The percentage recovery of both drugs when tested simultaneously was found to be within limits. Both Pioglitazone and Candesartan Cilexetil had percentage recoveries that were statistically acceptable. It was also revealed that the drug peaks did not interfere with one another. As a result, the approach can be said to be specific to the two drugs in combination. The method‘s ruggedness/robustness was evaluated by purposefully modifying chromatographic parameters like % mobile phase, flow rate, and column temperature. Changes in experimental conditions by increasing and decreasing the flow rate by 0.1 m L/ min, by expanding and diminishing the temperature of the column by 5 degrees and by altering the organic phase by 5% had little effect on chromatogram quality parameters as retention time, resolution, and theoretical number of plates as mentioned in Table 4. % RSD was found to be within limits. As a result, the proposed method can be used for simultaneous, quantitative analysis for the combination of Pioglitazone and Candesartan Cilexetil.

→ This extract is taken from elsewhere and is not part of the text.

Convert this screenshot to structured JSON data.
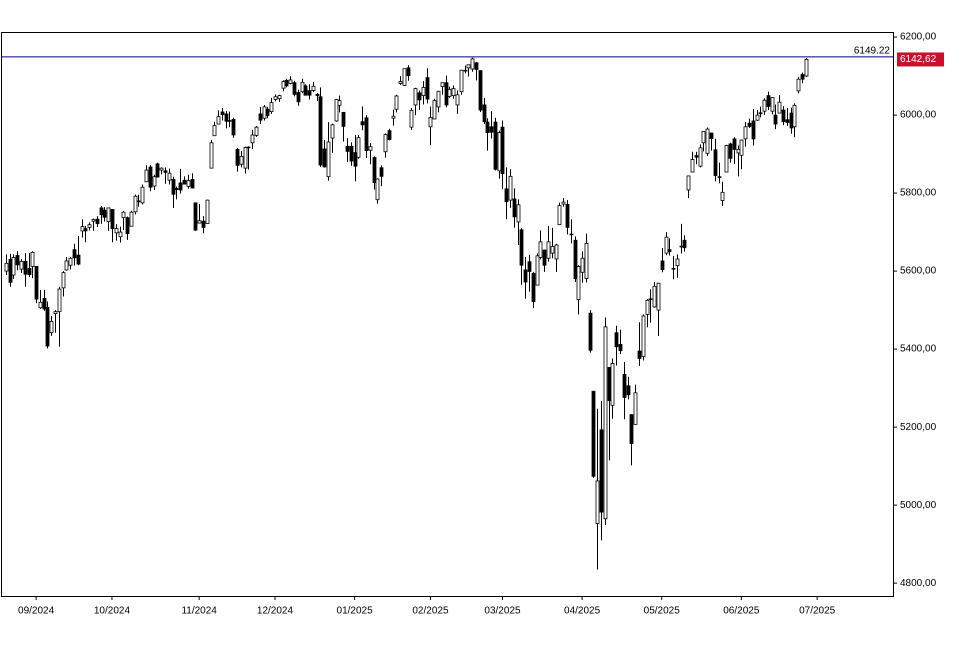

The outcomes of the Candesartan Cilexetil and pioglitazone assays were compared to the labelled quantities. The chromatogram obtained for analysis of the prepared formulation, which shows that there are no additional peaks, indicating that the formulation excipients employed in the tablet do not interact. Candesartan Cilexetil and pioglitazone were found to have a % assay of 100.04% and 99.50%, respectively. These values were within the % limit.

Sample chromatograms were exposed to a variety of forced degradation conditions. To induce the stress conditions, 0.1M HCL, 0.1M NaOH, H₂O₂, UV light and high temperatures were used. The solutions underwent stress conditions from 6–7 hrs. This showed an additional peak along with analytes depicted in Fig. 8 at the end of stress duration. However, chromatograms in neutral circumstances did not exhibit distinct peaks for the degradation products. When exposed to acidic deterioration, both Candesartan Cilexetil and Pioglitazone degraded significantly more than under any other stress state. Summary of degradation studies was reported in Table 5.

Figure 8. 

chromatograms of analytes subjected to varying levels of forced degradation: A) acidic degradation, B) alkali degradation, C) neutral, D) thermal degradation, E) peroxide degradation, F) UV-light degradation.